[12] Missions were founded with funds given by benevolent persons, at the solicitation of the monks. A royal grant was sometimes the foundation. They were invariably named in honor of a saint. The buildings usually formed a square, enclosed by a high wall, one end being occupied by the church, while the apartments of the friars, granaries, storehouses, etc., occupied the remaining sides.

[13] La Peyrouse, an officer of the French navy who had gallantly fought in our war for independence. He lost his life among the islands of the New Hebrides, on one of which his ship was thrown, not a soul surviving to tell the tale.

II.
THE FRENCH.


PRELUDE.

After the discovery of America by Columbus, the French were among the first to turn their attention to this side of the Atlantic, not so much to make conquests in the spirit of universal dominion, as the Spaniards were doing, as to seek new outlets or new sources of supply for their commerce and fisheries.

Spain, as we have seen, forced other nations to follow her lead at a respectful distance. With one foot planted in Europe and the other in America, she bestrode the Atlantic as the colossus of the age.

But the newly awakened spirit of discovery would not down at the bidding of prince or pontiff, let him be never so great or so powerful. Once aroused it was sure to find ways by which some part of the benefits to accrue to mankind from this grand discovery should not be monopolized by a single nation. We might even say that all the nations of Europe instinctively felt this to be their opportunity,—the opportunity of the human race.

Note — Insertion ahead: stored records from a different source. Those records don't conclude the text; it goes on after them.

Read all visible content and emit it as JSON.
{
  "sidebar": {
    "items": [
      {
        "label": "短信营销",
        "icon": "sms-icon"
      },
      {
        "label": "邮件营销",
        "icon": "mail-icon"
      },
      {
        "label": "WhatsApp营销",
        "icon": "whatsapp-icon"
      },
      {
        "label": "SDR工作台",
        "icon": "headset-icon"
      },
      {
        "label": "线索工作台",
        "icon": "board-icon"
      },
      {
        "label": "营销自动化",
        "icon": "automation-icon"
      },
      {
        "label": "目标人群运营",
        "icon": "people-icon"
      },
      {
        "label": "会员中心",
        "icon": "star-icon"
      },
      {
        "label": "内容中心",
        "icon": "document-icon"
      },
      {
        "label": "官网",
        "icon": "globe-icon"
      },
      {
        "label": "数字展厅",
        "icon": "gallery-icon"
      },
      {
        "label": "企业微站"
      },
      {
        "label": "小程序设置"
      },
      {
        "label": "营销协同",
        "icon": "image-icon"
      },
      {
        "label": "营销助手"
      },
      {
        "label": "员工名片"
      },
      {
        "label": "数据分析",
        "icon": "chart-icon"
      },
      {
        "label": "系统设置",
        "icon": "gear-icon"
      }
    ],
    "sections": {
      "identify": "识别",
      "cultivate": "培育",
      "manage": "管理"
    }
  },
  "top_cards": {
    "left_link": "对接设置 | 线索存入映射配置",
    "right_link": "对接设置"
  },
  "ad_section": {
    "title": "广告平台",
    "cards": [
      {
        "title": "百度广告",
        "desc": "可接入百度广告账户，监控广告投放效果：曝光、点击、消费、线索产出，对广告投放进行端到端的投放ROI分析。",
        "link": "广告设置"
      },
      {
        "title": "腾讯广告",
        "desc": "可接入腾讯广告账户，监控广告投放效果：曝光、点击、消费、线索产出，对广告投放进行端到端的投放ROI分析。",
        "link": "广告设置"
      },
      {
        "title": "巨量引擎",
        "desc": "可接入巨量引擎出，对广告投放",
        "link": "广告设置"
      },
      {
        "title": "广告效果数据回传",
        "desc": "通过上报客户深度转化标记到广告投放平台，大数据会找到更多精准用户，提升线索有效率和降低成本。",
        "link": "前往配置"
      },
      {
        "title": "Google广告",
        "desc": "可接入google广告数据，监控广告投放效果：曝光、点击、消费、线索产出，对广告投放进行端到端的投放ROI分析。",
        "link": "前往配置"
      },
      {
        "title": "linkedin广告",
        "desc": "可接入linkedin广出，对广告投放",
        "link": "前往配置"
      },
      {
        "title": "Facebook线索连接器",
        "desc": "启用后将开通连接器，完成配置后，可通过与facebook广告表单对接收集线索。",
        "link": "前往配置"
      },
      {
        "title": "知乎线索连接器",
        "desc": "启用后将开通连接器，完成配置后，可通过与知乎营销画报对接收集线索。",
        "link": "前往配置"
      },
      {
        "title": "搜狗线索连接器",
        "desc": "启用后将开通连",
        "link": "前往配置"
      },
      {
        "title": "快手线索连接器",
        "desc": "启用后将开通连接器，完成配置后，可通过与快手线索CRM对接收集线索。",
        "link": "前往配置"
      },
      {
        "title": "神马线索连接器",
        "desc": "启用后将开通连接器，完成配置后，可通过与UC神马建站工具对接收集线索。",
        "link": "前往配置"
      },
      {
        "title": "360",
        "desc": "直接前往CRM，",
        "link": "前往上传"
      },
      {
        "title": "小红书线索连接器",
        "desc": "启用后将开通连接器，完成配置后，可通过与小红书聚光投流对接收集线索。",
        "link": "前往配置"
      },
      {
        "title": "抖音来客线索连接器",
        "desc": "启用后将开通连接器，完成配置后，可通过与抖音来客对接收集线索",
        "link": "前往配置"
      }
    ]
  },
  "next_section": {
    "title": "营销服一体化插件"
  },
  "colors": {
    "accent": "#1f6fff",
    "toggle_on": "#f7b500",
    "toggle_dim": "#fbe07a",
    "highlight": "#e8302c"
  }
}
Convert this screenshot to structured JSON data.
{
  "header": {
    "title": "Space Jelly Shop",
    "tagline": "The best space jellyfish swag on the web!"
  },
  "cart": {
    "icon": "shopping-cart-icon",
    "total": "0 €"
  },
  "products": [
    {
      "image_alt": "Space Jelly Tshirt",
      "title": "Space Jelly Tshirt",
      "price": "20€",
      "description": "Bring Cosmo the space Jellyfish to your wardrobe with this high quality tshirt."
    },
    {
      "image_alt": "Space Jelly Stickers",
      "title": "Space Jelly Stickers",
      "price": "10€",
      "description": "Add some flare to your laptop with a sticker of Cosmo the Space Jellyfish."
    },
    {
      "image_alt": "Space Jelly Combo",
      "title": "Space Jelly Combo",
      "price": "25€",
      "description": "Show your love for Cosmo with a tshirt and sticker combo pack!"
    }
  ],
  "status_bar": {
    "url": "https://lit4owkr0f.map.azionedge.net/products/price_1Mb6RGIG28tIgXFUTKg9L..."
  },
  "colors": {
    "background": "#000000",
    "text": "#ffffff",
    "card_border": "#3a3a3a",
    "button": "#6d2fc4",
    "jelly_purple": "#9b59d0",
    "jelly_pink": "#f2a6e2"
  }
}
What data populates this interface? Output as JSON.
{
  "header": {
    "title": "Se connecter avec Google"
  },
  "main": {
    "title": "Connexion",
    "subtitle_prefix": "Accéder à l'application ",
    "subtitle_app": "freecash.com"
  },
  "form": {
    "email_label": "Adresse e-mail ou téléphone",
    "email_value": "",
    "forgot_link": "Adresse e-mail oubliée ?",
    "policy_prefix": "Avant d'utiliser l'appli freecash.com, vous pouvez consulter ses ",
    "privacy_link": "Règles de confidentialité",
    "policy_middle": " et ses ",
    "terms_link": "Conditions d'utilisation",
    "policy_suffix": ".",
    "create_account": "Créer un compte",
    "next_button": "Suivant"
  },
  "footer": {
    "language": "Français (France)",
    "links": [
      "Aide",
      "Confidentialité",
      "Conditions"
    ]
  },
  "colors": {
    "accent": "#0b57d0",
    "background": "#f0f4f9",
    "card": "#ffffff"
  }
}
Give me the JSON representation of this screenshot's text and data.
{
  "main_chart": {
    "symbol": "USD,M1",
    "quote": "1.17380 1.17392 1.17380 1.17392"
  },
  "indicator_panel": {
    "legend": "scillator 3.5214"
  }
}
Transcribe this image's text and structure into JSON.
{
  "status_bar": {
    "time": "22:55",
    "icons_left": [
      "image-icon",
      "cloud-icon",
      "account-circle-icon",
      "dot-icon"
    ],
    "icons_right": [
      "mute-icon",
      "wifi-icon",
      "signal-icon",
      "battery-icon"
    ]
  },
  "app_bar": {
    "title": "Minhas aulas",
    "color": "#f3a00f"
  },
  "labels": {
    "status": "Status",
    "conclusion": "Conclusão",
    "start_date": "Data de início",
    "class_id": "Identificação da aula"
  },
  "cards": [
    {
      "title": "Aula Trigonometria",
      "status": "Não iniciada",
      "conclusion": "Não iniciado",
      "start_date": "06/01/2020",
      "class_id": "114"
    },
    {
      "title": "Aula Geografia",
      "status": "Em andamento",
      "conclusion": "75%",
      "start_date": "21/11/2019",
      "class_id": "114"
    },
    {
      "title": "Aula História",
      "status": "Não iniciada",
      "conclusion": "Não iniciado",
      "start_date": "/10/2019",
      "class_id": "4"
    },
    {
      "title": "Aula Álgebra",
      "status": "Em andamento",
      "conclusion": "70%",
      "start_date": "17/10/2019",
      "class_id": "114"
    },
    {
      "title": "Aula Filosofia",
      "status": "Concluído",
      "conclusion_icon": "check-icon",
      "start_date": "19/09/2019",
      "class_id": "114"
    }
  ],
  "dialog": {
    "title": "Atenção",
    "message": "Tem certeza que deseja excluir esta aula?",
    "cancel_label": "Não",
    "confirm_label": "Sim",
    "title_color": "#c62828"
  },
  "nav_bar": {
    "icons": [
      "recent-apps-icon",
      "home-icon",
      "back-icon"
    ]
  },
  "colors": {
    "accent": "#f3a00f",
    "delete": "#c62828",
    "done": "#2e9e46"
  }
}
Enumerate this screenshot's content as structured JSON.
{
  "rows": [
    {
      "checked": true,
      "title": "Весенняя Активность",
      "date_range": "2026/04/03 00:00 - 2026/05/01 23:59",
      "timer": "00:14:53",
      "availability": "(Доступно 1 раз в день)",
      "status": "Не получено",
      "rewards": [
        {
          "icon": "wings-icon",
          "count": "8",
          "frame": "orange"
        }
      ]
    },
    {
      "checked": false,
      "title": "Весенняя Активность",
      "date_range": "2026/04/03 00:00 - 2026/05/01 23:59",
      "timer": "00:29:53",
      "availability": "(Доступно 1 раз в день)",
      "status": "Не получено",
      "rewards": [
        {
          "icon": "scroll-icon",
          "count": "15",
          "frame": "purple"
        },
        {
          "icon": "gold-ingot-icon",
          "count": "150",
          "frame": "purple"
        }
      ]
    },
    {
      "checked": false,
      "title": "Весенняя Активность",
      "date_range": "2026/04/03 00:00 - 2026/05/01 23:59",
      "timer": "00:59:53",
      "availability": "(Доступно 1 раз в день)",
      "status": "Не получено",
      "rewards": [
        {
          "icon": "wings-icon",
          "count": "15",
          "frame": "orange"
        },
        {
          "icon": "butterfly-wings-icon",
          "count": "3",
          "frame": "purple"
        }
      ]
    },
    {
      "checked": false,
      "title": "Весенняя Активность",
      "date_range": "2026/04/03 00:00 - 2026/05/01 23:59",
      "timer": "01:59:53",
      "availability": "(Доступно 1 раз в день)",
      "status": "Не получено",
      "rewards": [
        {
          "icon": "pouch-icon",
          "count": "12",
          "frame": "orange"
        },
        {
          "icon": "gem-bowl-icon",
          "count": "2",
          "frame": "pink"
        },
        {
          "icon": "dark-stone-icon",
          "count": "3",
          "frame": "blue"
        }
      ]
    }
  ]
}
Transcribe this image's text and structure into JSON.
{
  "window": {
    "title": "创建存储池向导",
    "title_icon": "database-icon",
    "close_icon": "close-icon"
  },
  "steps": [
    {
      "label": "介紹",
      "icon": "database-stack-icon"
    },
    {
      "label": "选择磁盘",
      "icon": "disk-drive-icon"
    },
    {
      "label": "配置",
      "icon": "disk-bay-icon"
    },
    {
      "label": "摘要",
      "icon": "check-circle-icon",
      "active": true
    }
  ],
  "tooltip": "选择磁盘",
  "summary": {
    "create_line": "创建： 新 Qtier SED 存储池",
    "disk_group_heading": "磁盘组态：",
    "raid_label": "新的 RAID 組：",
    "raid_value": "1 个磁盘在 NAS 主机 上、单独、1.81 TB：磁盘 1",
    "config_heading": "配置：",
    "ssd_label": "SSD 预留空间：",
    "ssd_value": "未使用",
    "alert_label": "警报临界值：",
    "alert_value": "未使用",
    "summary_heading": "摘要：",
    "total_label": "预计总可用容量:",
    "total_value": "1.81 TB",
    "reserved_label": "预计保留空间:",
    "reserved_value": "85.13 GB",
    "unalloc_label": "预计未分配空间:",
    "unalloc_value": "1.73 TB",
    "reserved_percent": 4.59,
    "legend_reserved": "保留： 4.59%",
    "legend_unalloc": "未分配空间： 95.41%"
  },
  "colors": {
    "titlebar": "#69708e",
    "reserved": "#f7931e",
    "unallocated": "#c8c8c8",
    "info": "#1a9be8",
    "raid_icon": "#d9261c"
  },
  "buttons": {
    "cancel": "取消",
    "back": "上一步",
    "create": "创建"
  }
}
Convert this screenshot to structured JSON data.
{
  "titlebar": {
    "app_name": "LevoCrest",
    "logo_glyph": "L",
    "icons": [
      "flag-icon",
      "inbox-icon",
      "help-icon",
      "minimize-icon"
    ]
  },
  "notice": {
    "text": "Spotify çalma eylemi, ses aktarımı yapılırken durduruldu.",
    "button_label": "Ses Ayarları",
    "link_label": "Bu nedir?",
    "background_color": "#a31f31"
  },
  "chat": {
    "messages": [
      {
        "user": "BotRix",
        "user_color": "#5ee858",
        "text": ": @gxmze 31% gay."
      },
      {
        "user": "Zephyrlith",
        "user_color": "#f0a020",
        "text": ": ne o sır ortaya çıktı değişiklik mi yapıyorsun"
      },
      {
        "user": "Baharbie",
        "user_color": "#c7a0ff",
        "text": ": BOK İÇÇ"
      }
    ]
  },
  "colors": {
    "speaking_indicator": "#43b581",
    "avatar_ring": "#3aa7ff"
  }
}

France had the ships, and France had the sailors. Sir Walter Raleigh tells us—and surely he is an unbiassed witness—that in Cæsar's time the French Bretons were the best sailors in the world. Were we disposed to call in question their right to this title at a later day,—the time of Columbus, Cabot, Cortereal, and Magellan,—what can be said of their boldly setting sail across an unknown ocean, like the Atlantic, in vessels not larger than a modern oyster-boat?